No single big story came out of yesterday’s events—at least none that would require an explainer. But the fourth phase of polling did make a lot of news. Here’s a quick roundup of the most significant headlines.


Mumbai’s amazing turnout: Each time the city votes, the entire country has to endure an endless parade of celebs giving us the ink-stained finger. But it was totally worth it this year. Smacking down claims that its ‘selfish’ residents would opt for a long weekend, turnout hit a 30-year high at 55.1%—that’s the highest since 1989! Go Mumbai! Though to put it in perspective, the turnout in Bengal was a whopping 76.4% yesterday.


The other gift from Bengal: The funniest netaji sound byte of election 2019. Babul Supriyo, the BJP candidate from Asansol, Bengal, had a very eventful morning. He stormed the polling booth in his constituency, fought with electoral officers over allegations of booth capturing, and had his car windshield smashed by angry Trinamool workers. His rival, Moon Moon Sen, however, had far more pressing problems: “All I know is that they gave me my bed tea very late, and so I woke up very late.” This series of unfortunate events were compounded by an untimely encounter with a reporter. You must watch the clip yourself. No adjectives can do it justice. (Meanwhile, Supriyo has been accused by the Election Commission of intimidating voters.)

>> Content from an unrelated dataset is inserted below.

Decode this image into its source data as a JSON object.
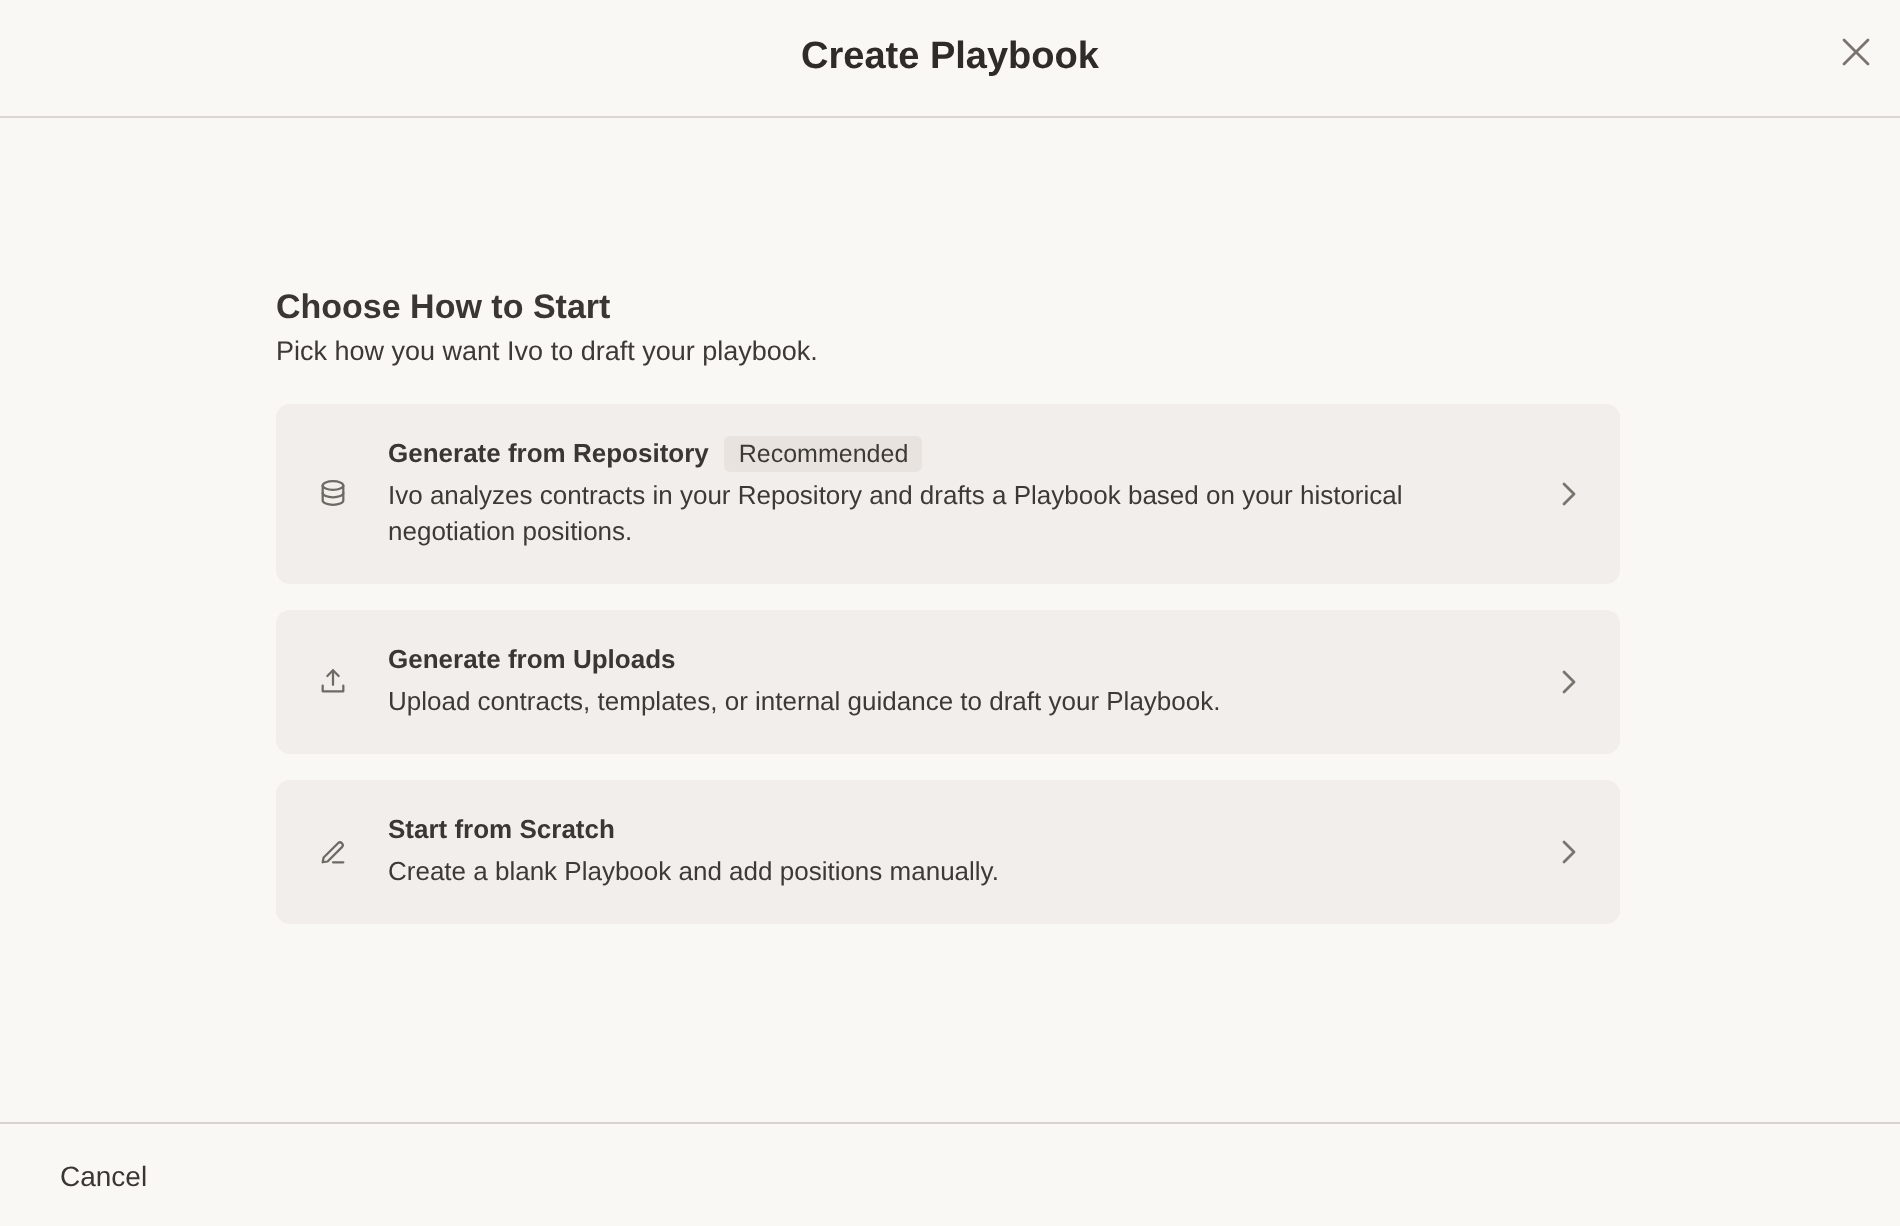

A case against Modi’s rhetoric? In a well-timed rally held in Bengal, he declared: “Didi, apki zameen khisak chuki hay. Dekh lena, May 23 ke baad charo taraf kamal khilega. Tab apkey bhai apko chhorkar bhag jayengey, dekh lena…. Aaj bhi, Didi, tumharey chalis vidhayak merey sampark mein hain” (Didi, the ground is slipping beneath you. Mark my words, the lotus will bloom in every direction after May 23. Your brothers will desert you…. Even today, Didi, 40 of your MLAs are in touch with me). No doubt, Congress will be adding that open call for horse-trading to their long list of grievances. The party filed a plea with the Supreme Court claiming that the Election Commission has not reviewed or acted on any of its complaints against Modi or Amit Shah.


EC springs to life: The commission has hastily taken action, promising to review the complaints in a meeting today—including the BJP complaint against Rahul Gandhi for using the phrase ‘chowkidar chor hai’. The likely reason: the Supreme Court agreed to hear the Congress plea. (Indian Express has the details)


Move over Priyanka, here comes Tej Bahadur: After great speculation, the Gandhi sibling decided not to go head-to-head with Modi in Varanasi—and was accused of lacking courage by many. Well, there is no mistaking the chutzpah of a former BSF constable who has decided to take on a Prime Minister as the Samajwadi Party candidate. Tej Behadur made headlines when he uploaded a video complaining about the poor quality of food served to the jawans—alleging corruption among senior officers. He was later dismissed on charges of indiscipline.  


Jab Shyam Rangeela met Viklap Mehta: the two comedians decided to spoof Akshay Kumar’s interview with PM Modi. It’s gone viral and is pretty funny, but not ROFL funny. (YouTube)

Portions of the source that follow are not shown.